Mon premier objectif est de profiter de cette semaine, de prendre cette expérience et de la vivre à fond. De danser. C’était mon fil conducteur pendant toute cette préparation. Je suis bien parti dans cette dynamique pour l’instant. Bien évidemment, je vise la finale. On ne sait pas ce qui va se passer, mais je vais tout mettre en œuvre pour le faire. C’est un moment unique dans notre vie, j’ai vraiment envie d’avoir cette chance de remonter une deuxième fois sur cette scène.
J’ai 16 ans, en dernière année au CNSMDP et en première au lycée. Ma terminale, je ne sais pas où je vais la passer. Je pense à une Junior compagnie et passer mon bac par le CNED. J’aimerais beaucoup entrer à la Royal ballet school. j’aime leur méthode, leurs élèves, tout leur processus pour créer et façonner un danseur. J’aime beaucoup aussi l’École de Danse de l’Opéra de Paris, et cela ouvre des portes pour le Ballet. Elle m’a toujours fait envie, je l’ai tentée trois fois étant petit, j’ai toujours été recalé au deuxième tour, pour des problèmes de taille. Si à nouveau je ne suis pas pris à cause de ma taille, ça ne sera pas une défaite. Je ne peux pas changer, je fais 1,70 mètre. J’aimerais vraiment y rentrer, à voir ce qui est possible.
Et pour votre carrière, quels sont vos rêves ?
L’Opéra de Paris bien sûr. J’aime aussi vraiment le San Francisco Ballet. En termes de réalisme par rapport à mon physique, je trouverai plus facilement ma place aux USA, j’ai parlé avec ma directrice de ça. J’aimerais beaucoup un jour danser La Belle au bois dormant, le rôle du Prince désiré, Le Lac des cygnes que j’aime énormément. J’aime beaucoup le néo-classique aussi, William Forsythe est un chorégraphe incroyable, on l’a abordé plusieurs fois durant ma formation. Jiří Kylián me touche beaucoup également. J’aimerais beaucoup être amené à travailler leurs pièces.

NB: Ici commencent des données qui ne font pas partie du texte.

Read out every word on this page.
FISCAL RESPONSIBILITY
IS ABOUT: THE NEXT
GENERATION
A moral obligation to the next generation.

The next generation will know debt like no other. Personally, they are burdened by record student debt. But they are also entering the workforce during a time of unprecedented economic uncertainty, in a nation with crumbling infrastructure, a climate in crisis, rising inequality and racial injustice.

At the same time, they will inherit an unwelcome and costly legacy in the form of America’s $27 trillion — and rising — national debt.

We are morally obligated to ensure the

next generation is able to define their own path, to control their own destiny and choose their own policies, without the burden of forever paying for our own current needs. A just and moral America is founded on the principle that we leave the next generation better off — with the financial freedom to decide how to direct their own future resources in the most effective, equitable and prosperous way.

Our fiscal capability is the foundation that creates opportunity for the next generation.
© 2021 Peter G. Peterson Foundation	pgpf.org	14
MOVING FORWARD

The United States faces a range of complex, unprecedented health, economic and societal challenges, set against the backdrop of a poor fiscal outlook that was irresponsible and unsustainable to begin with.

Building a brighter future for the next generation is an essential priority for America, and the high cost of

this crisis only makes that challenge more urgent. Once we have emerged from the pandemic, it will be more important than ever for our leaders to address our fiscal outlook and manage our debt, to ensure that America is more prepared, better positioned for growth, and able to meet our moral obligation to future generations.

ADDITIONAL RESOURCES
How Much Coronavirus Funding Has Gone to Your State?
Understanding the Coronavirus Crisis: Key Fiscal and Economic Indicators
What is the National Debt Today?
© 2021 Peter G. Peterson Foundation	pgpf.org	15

Quel est votre parcours dans la danse ?
Quand j’étais petit, j’ai toujours aimé danser, bouger sur la musique. J’ai commencé par du modern jazz, de mes 5 à mes 10 ans. À 9 ans et 1/2, j’ai vu mon premier ballet, La Belle au bois dormant en vidéo. J’avais des étoiles plein les yeux ! Ce monde me faisait rêver, et il me fait toujours rêver. J’ai voulu en faire. Une amie de ma mère, qui est professeure à Oslo, a regardé mes capacités et m’a encouragé, même si c’est un monde semé d’embûches et de travail. Elle m’a envoyé chez Monique Arabian, à l’Académie Chaptal. J’y suis resté trois ans. J’en garde un très bon souvenir, même si c’était dur pour un petit garçon de 9 ans. Elle n’avait pas la langue de sa poche ! Mais je la remercie : cela m’a servi pour la suite, je n’ai pas peur des critiques. Elle m’a donné une force mentale dont je ne me séparerai jamais et dont je la remercie. Quand l‘école a fermé, je suis parti chez Stanlowa, en sport-études, pendant trois ans. Puis j’ai tenté le CNSMDP et j’y suis rentré en 3e au collège, directement en DNSP1 (deuxième année d’étude).
Enfin, quels sont les danseurs et danseuses que vous admirez ?
J’aime énormément Hugo Marchand à l’Opéra de Paris. Il est présent dans tout ce qu’il fait, il est pétillant. J’aime comment il amène la danse avec sa force et sa puissance, tout en arrivant à y amener de la douceur. J’aime aussi beaucoup Paul Marque qui a une technique impressionnante et met beaucoup de joie dans ce qu’il fait. Au Royal ballet, j’aime beaucoup Matthew Ball, j’ai toujours été impressionnée par son travail. Les femmes aussi m’inspirent, comme Marianela Núñez qui a une dimension artistique incroyable. Elle m’impressionne beaucoup dans sa manière d’être et de transmettre des émotions.
Novas
Merci pour ce portrait plein de vie et d’envie de danser.
Est-ce qu’un élargissement des interviews aux cantidat·e·s francophones avec Nadia Corboud est prévu?
Jacqueline F
Quelle maturité et intelligence dans les propos de ce jeune homme. Je lui souhaite le meilleur pour ce concours et pour la suite de sa carrière.